視線は気づかなければ突き刺さらない。そう思ってとにかく前だけを見て過ごしていた。
その日の放課後、図書室で日々の日課となっている読書が始まる。この前借りた小説の続きを読んでいて、もうラストシーンになる。倒すのに大苦戦したラスボスを撃破し、世界に平和が訪れる。まさにそのシーンを読み進めていた。続きが気になり、どんどん先へ先へ進んでいく。
だが、いきなり後ろから引き戻された。現実に。
「ねえねえ、卯花くん」
「な、なんですか」
一瞬怪訝な顔をしながら振り向くと、図書委員の風馬さんが立っていた。少々申し訳なさそうな顔をして。
「ちょっと時間いいかな。話があるんだけど」
「は、話……?」
「すぐに終わるから。ごめんね。隣座っていいかな」
そう言って風馬さんは隣の席に座った。彼女はまた難しそうな黒い本を持っていて、台の上に置いた。この前会ったときはケガをしていたけど、すでに治ったようだ。
「話って、何ですか?」
「卯花くんって、卯花神社やってるでしょ?」
「え? ま、そうですけど」
どうして知ってるんだ?
「やっぱり。名前からそうかなって思ったの」
「まあ、確かに僕の苗字は神社から取ってますが……」
「卯花神社って人魚伝説で結構有名なんだよね」
「人魚? あの魚と人間がくっついた妖怪のことですか?」
「うん。でも、八百に伝わるのはその肉を食べた女の人の話」
風馬さんによると、今から千五百年以上前の古墳時代。八百周辺を治めていた豪族が近隣の国に呼ばれ、その時に人魚の肉を授かった。持ち帰ったときに豪族の娘が人魚の肉を食べてしまい、不老長寿の体になってしまう。娘は尼さんとなって日本全国を旅し、困った人を助けながらなんと八百年も生きたらしい。
「つまり、室町時代まで生きたってこと?」
まあ、伝説だしそんな話があってもおかしくないよな。
「そう。それで、尼さんは最期に卯花山にあるという洞窟に身を隠し、往生を遂げたってわけ。卯花くん、聞いたことない?」
「え、あ、あります」
その話は小さかったころ、亡くなったおばあちゃんの昔話で知った。尼さんは比丘尼さまといって、人々に恵みと慈悲を与え、八百の人からたいそう慕われていたらしい。でも、この話は卯花神社のいわれと似ているような……。

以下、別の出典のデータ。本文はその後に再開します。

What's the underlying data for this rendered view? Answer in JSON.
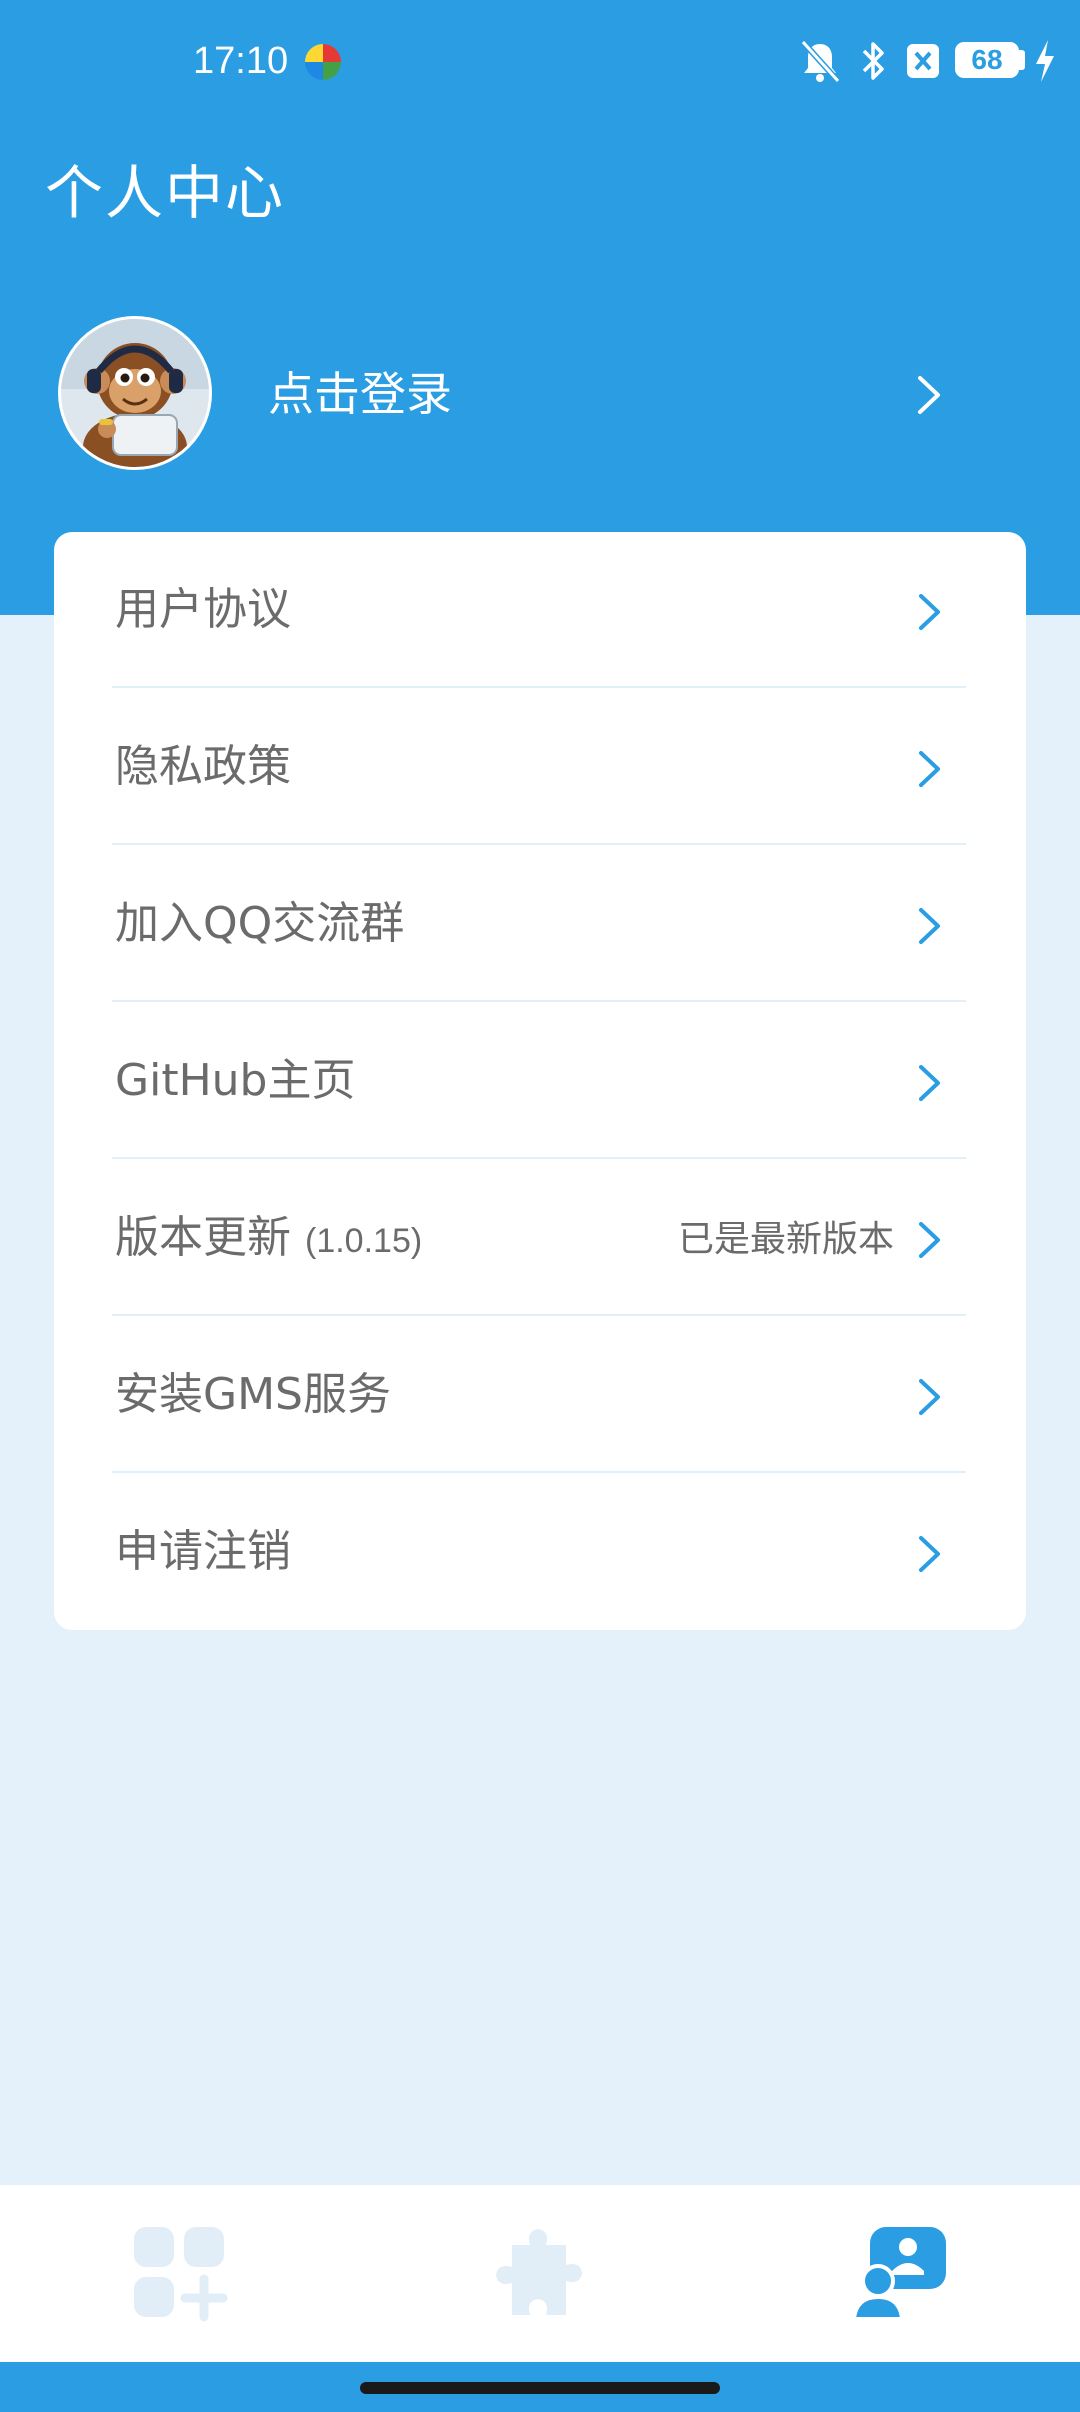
{
  "status_bar": {
    "time": "17:10",
    "battery_level": "68",
    "icons": [
      "app-notification-icon",
      "bell-off-icon",
      "bluetooth-icon",
      "sim-off-icon",
      "battery-icon",
      "charging-bolt-icon"
    ]
  },
  "header": {
    "title": "个人中心"
  },
  "profile": {
    "login_label": "点击登录",
    "avatar_icon": "monkey-avatar"
  },
  "menu": {
    "items": [
      {
        "label": "用户协议"
      },
      {
        "label": "隐私政策"
      },
      {
        "label": "加入QQ交流群"
      },
      {
        "label": "GitHub主页"
      },
      {
        "label": "版本更新",
        "version": "(1.0.15)",
        "status": "已是最新版本"
      },
      {
        "label": "安装GMS服务"
      },
      {
        "label": "申请注销"
      }
    ]
  },
  "bottom_nav": {
    "tabs": [
      {
        "icon": "apps-add-icon",
        "active": false
      },
      {
        "icon": "puzzle-icon",
        "active": false
      },
      {
        "icon": "profile-icon",
        "active": true
      }
    ]
  },
  "colors": {
    "primary": "#2b9de3",
    "page_background": "#e4f1fa",
    "card_background": "#ffffff",
    "text_gray": "#6b6b6b",
    "inactive_icon": "#e1eef8"
  }
}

「そうね。そして、比丘尼さまは卯花神社に祀られてるの」
「まさかそれって、ビクニさまのこと?」
「ま、名前も同じだしそうかもね。それで、キミにお願いがあるの」
「お願い?」
風馬さんは僕に目を合わせると、じっと僕を見つめた。
僕の体はなぜか硬直した。図書室に響いていた環境音が消えた。逆に僕の心臓の拍動が大きくなり、鼓膜を揺らし、胸を内側から叩いた。
風馬さんの口がゆっくりと開く。
――今度神社に、行っていいかな。キミと一緒に
風馬さんから放たれた言葉。それは彼女にとっては普通のことなのかもしれない。だけど、ぼっちだった僕にとって衝撃的な言葉だった。
「風馬さん、今なんて……」
「え? 来週から夏休みでしょ? その時にキミんとこの神社に行きたいの」
「風馬さんの知り合いが病気で……とかじゃなくて?」
風馬さんは一つ頷く。
「この前郷土史の発表会のこと話したでしょ? でも、人魚のこと調べていくうちにもっと知りたいって思ったの。それで夏休みの自由研究にしようって思って」
「そうなんですか……」
「卯花くんのとこって資料とかあるでしょ? できたら見せてほしいんだけど、いいかな」
確か、社務所にあったと思うけど……。でも、神社のことはおじいちゃんに聞かないと。
「また聞いてみるよ」
「やった! ありがとう!」
風馬さんは嬉しそうに微笑んでいる。ちょっと面倒なことになったなと僕は内心思った。思わず後頭部がかゆくなる。
だけど、この風馬さんの言葉が僕たちの壮大で、一生忘れられない夏休みの始まりになるなんて、今は思いもしなかったのだ。